2. ÖLÜ ŞEHRİN KAYIP NOTASI

9.4K 856 1.4K
                                    

KEMİKTEN MEZARLAR

♪ Sia, Chandelier

2. ÖLÜ ŞEHRİN KAYIP NOTASI

🌘

"Uslanmaz sürtüğün tekisin, Athena."

Arkamdan duyduğum tanıdık ses, motordan inerken keyifli bir şekilde sırıtmama sebep oldu. Kaskı başımdan çıkarıp da ellerimi, elektriklenen siyah saçlarımın arasından geçirirken hâlâ onun söylenmelerini duyuyordum.

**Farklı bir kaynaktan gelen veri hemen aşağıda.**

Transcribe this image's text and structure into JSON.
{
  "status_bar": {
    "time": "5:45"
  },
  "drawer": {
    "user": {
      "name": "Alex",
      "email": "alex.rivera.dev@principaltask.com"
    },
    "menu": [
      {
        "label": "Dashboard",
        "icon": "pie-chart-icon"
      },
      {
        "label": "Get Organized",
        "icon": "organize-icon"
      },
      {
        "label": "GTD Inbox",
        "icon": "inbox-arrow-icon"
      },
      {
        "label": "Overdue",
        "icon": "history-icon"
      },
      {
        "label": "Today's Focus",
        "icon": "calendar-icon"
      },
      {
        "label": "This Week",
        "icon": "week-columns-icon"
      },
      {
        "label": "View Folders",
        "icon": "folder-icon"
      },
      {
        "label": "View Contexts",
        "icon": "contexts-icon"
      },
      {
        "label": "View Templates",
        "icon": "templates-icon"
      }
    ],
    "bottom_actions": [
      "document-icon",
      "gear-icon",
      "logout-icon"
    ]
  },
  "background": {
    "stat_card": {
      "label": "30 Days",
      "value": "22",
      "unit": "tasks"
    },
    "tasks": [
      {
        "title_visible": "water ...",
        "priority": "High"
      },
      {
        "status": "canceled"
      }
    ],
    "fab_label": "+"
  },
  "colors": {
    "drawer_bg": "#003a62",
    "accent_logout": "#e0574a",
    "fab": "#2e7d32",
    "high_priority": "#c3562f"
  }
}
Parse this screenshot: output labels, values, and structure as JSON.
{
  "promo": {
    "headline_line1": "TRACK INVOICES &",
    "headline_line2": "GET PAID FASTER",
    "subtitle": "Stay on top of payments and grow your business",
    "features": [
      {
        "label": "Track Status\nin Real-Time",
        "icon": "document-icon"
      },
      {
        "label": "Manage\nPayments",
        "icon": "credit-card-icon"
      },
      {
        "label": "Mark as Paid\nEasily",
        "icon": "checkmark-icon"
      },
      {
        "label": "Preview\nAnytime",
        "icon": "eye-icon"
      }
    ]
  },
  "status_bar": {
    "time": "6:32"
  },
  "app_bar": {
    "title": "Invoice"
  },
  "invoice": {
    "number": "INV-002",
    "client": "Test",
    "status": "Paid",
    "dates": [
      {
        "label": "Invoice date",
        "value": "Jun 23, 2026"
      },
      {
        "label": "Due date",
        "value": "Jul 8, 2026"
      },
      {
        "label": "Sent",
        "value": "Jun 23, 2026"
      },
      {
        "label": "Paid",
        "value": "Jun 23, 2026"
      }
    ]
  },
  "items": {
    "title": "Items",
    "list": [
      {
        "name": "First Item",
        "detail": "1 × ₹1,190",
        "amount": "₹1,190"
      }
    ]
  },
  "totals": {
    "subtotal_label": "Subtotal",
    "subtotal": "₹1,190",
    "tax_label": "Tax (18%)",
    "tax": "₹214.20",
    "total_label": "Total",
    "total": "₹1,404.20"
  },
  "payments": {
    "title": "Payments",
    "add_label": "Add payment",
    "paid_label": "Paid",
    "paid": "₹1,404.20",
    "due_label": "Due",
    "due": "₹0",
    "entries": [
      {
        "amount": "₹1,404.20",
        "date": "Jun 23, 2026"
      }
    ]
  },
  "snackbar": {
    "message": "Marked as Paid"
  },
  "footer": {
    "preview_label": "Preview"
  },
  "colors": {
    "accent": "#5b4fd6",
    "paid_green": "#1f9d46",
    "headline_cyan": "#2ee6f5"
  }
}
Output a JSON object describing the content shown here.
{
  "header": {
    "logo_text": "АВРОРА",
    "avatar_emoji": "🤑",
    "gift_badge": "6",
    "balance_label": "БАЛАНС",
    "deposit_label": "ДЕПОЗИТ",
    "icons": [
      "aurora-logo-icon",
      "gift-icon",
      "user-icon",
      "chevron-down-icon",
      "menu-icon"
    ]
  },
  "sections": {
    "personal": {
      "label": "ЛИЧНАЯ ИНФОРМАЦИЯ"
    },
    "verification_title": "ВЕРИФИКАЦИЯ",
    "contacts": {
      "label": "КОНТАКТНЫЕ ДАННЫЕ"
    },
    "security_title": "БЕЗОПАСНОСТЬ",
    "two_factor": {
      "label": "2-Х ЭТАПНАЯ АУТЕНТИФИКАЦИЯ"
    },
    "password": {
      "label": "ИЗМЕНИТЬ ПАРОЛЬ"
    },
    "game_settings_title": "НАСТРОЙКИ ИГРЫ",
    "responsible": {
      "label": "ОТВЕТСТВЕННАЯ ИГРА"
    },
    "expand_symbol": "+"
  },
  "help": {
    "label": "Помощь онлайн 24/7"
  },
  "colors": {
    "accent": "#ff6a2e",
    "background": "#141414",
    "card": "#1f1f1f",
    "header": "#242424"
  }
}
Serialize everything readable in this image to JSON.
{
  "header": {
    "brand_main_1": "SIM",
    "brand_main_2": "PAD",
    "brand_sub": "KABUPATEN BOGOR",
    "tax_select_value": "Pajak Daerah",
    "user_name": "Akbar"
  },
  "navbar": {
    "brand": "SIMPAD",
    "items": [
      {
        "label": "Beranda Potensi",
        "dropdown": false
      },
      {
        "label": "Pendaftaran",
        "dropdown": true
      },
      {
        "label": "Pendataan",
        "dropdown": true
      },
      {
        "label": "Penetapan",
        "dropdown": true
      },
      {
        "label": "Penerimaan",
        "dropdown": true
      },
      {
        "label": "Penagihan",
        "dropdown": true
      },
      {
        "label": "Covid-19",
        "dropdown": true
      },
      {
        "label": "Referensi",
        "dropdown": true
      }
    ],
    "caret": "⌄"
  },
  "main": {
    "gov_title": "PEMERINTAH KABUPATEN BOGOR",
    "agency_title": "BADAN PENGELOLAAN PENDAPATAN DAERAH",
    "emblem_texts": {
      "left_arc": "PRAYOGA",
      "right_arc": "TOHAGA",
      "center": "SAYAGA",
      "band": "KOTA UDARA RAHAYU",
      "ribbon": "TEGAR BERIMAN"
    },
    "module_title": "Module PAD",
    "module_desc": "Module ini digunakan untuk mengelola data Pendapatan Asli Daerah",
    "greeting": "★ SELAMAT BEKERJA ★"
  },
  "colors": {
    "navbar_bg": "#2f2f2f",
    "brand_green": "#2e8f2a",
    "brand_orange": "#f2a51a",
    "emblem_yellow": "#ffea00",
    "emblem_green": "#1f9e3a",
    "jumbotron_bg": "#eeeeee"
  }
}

"Mader seni şehre yiyecek bir şeyler arakla diye gönderdi, kimliğini ifşa edip de arananlar listesinde bir numaraya yerleş diye değil."

Kimliğimin ifşa olmasının tek sebebi bu görevdi.

Mader, yıllardır bana yuva olan bu dağ ovasında; benimle birlikte otuz kişiye daha annelik yapan o kutsal kadındı. 53 yaşındaydı, buradaki en büyük kişi oydu ve Kazan İni denen o ölüm kampından kaçtıktan birkaç ay sonra yollarımız tesadüfi bir şekilde kesişmişti. Beni diğerleri gibi hor görmeyen, elinde olsa avucunun içine saklayıp dış dünyanın kötülüğünden korumak isteyen bir kadındı o.

İkinci annemdi.

O zamanlar iki yüz kişiyi aşkın bir topluluğumuz vardı. Fakat savaşlar, direnişler, yağmalamalar ve dövüşler arasında mücadele verirken, zamanla hayatta kalanlarımızın sayısı otuza düşmüştü.

Bu sayı daha da azalacaktı, biliyordum. Diğer herkes gibi.

Fakat bunu şimdilik görmezden gelmek, hepimizin işine gelen tek seçenekti.

"Bir şey desene?" diyen sesiyle birlikte, kapıldığım düşünce selinden sıyrıldım ve başımı kaldırıp ona baktım.

Ebrar.

Benim haricimde, bu yuvadaki en genç kişi oydu. 28 yaşındaydı. Ah, artık ülkede yaşlı ve genç gibi kavramlar olmadığı için, benim gibi bir istisna dışında şu an hayatta olan en genç kişiler 26, en yaşlı kişiler ise 56 yaşındaydı zaten.

"Mader ile konuşmalıyım." diye kestirip attım.

"Lanet olsun, Athena. Kırmızı bültenle aranıyorsun. Yıllardır kara listede birinciliği hiç kimseye kaptırmayan o kahrolası ismi bile tek bir açığınla ikinciliğe kaydırdın. Nasıl bu kadar rahat olabiliyorsun?"

MMM.

Listede birinci sırada olan ve yıllardır yerini kimseye kaptırmayan o meşhur kod ad buydu. Yuvamdaki hiç kimse bu kişinin kim olduğunu, nereden geldiğini ya da neden listede başı çektiğini bilmiyordu.

Sıkılmış gibi nefesimi vererek, "Ne yapayım, Ebrar?" diye sordum. "Söyle, ne yapayım? Ateşe mi vereyim ortalığı? Bombalayayım mı Katran'ı? Kimden hesap sormamı bekliyorsun sen? Onlar için 10 yıl önce Kazan İni'nde diğer herkes gibi ölüp gitmesi gereken, ayaklarına bağ olmuş nefes israfından başka bir şey değilim."